From the political philosophy angle it also ensures that politics becomes more participatory and less of a I know that party name set up as the electorate is required to engage more with the politicians. More importantly politicians would actually have to engage with the electorate instead of reading off the party script (which pleases me more)



I wish I could give you an award for the most sensible NI person on the internet, there's a few on here and all others have lost for not having such a clear cut sensible answer :D

Yet in the NI local government people vote (PR) on mass for DUP and SF. How will AV be any different? If there was a place on the ballet in which one could vote for none of the above, then it would truely become about choice but as it is with FPTP, PR or AV. There is a limited choice with no opt out.
 

David Cameron currently has to phone the lib dems if he wants to pass legislation and get their agreement. that call costs money and time. If there was no coalition, he wouldn't have to do this. Therefore - yup - proved, easily!

I would answer the rest of your points, but if you think that what you've said is adequate evidence for the position that 'coalitions deliver worse value for money', then I'm not going to waste my time. Life's too short.
 
Coalitions certainly do add uncertainty and make it very hard to achieve anything. You just have to look at history and other countries. I have to take my hat off to Cameron this election, for making so many consetions so that a working government could Be formed.
 
I wanted PR, not the half-assed version that is AV.

Will be voting 'no' on the 5th.
AV isn't a 'half assed' version of PR. It has nothing to do with PR.

What you just said is the equivalent of calling chocolate a half assed version of cheese, and saying you want neither.


If you vote no here, full PR is even less likely.
Baseless.
 
If you vote no here, full PR is even less likely.

Full PR is not on the cards , it's not even on the table, there is nothing to back up that assumption.

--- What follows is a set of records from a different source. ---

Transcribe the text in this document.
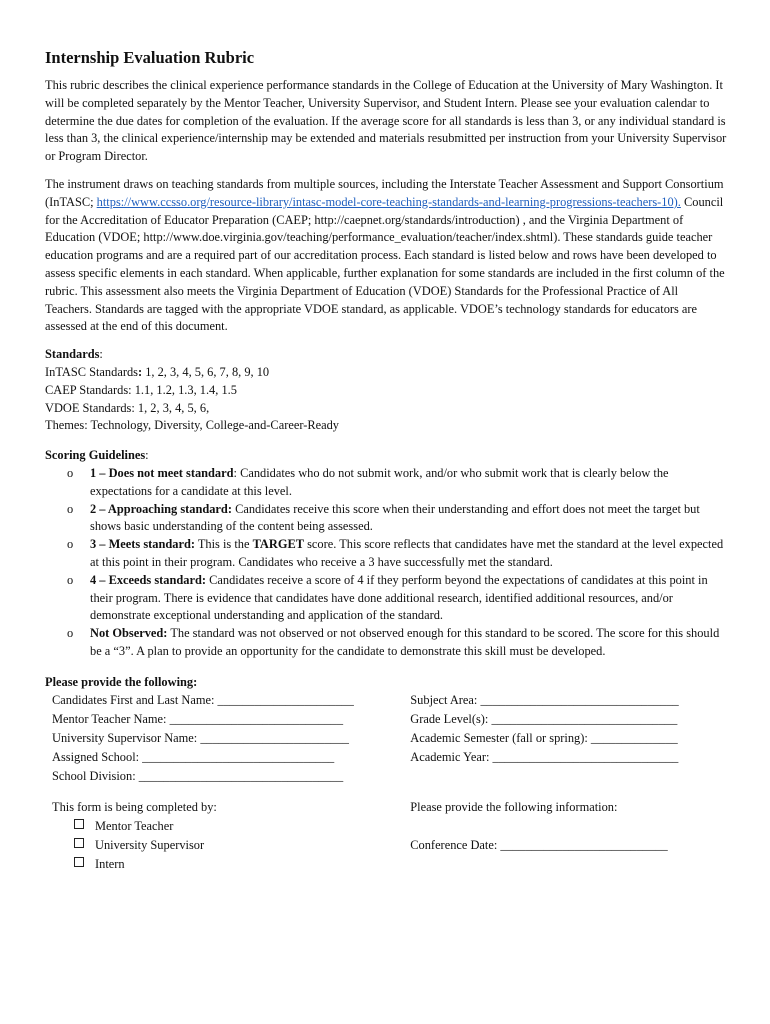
Internship Evaluation Rubric

This rubric describes the clinical experience performance standards in the College of Education at the University of Mary Washington. It will be completed separately by the Mentor Teacher, University Supervisor, and Student Intern. Please see your evaluation calendar to determine the due dates for completion of the evaluation. If the average score for all standards is less than 3, or any individual standard is less than 3, the clinical experience/internship may be extended and materials resubmitted per instruction from your University Supervisor or Program Director.

The instrument draws on teaching standards from multiple sources, including the Interstate Teacher Assessment and Support Consortium (InTASC; https://www.ccsso.org/resource-library/intasc-model-core-teaching-standards-and-learning-progressions-teachers-10). Council for the Accreditation of Educator Preparation (CAEP; http://caepnet.org/standards/introduction) , and the Virginia Department of Education (VDOE; http://www.doe.virginia.gov/teaching/performance_evaluation/teacher/index.shtml). These standards guide teacher education programs and are a required part of our accreditation process. Each standard is listed below and rows have been developed to assess specific elements in each standard. When applicable, further explanation for some standards are included in the first column of the rubric. This assessment also meets the Virginia Department of Education (VDOE) Standards for the Professional Practice of All Teachers. Standards are tagged with the appropriate VDOE standard, as applicable. VDOE’s technology standards for educators are assessed at the end of this document.

Standards:
InTASC Standards: 1, 2, 3, 4, 5, 6, 7, 8, 9, 10
CAEP Standards: 1.1, 1.2, 1.3, 1.4, 1.5
VDOE Standards: 1, 2, 3, 4, 5, 6,
Themes: Technology, Diversity, College-and-Career-Ready
Scoring Guidelines:
o 1 – Does not meet standard: Candidates who do not submit work, and/or who submit work that is clearly below the expectations for a candidate at this level.
o 2 – Approaching standard: Candidates receive this score when their understanding and effort does not meet the target but shows basic understanding of the content being assessed.
o 3 – Meets standard: This is the TARGET score. This score reflects that candidates have met the standard at the level expected at this point in their program. Candidates who receive a 3 have successfully met the standard.
o 4 – Exceeds standard: Candidates receive a score of 4 if they perform beyond the expectations of candidates at this point in their program. There is evidence that candidates have done additional research, identified additional resources, and/or demonstrate exceptional understanding and application of the standard.
o Not Observed: The standard was not observed or not observed enough for this standard to be scored. The score for this should be a “3”. A plan to provide an opportunity for the candidate to demonstrate this skill must be developed.
Please provide the following:
Candidates First and Last Name: ______________________
Mentor Teacher Name: ____________________________
University Supervisor Name: ________________________
Assigned School: _______________________________
School Division: _________________________________
Subject Area: ________________________________
Grade Level(s): ______________________________
Academic Semester (fall or spring): ______________
Academic Year: ______________________________
This form is being completed by:
Mentor Teacher
University Supervisor
Intern
Please provide the following information:
Conference Date: ___________________________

Vote no = people are happy
Vote yes = people have got the change they wanted

Neither has a greater chance of future alterations and as such that argument should be totally ignored as it isn't even remotely on the table.
 
If you vote no here, full PR is even less likely.

Absolute tosh!

AV will be a confusing mess for the majority of folk. It will change the fae of politics, but not in the way that people expect it to. The fringe parties getting a bigger voice is not a good thing...

For example, any slightly sane person who has ever taken the time to read the Green Party manifesto will understand that they are absolutely bat-**** insane, only outdone by groups such as Peta. AV will give them a bigger voice... PR will not (or at least will not to the same extent).

The Lib Dems promised a referendum for PR if they got into power. They've now back-peddled and compromised by settling for AV. Screw that and screw their lying arses.

(Voted Lib Dem and am thoroughly ashamed of it)
 
For example, any slightly sane person who has ever taken the time to read the Green Party manifesto will understand that they are absolutely bat-**** insane, only outdone by groups such as Peta. AV will give them a bigger voice... PR will not (or at least will not to the same extent).

If people vote for them, they deserve to be properly represented, crazy or not.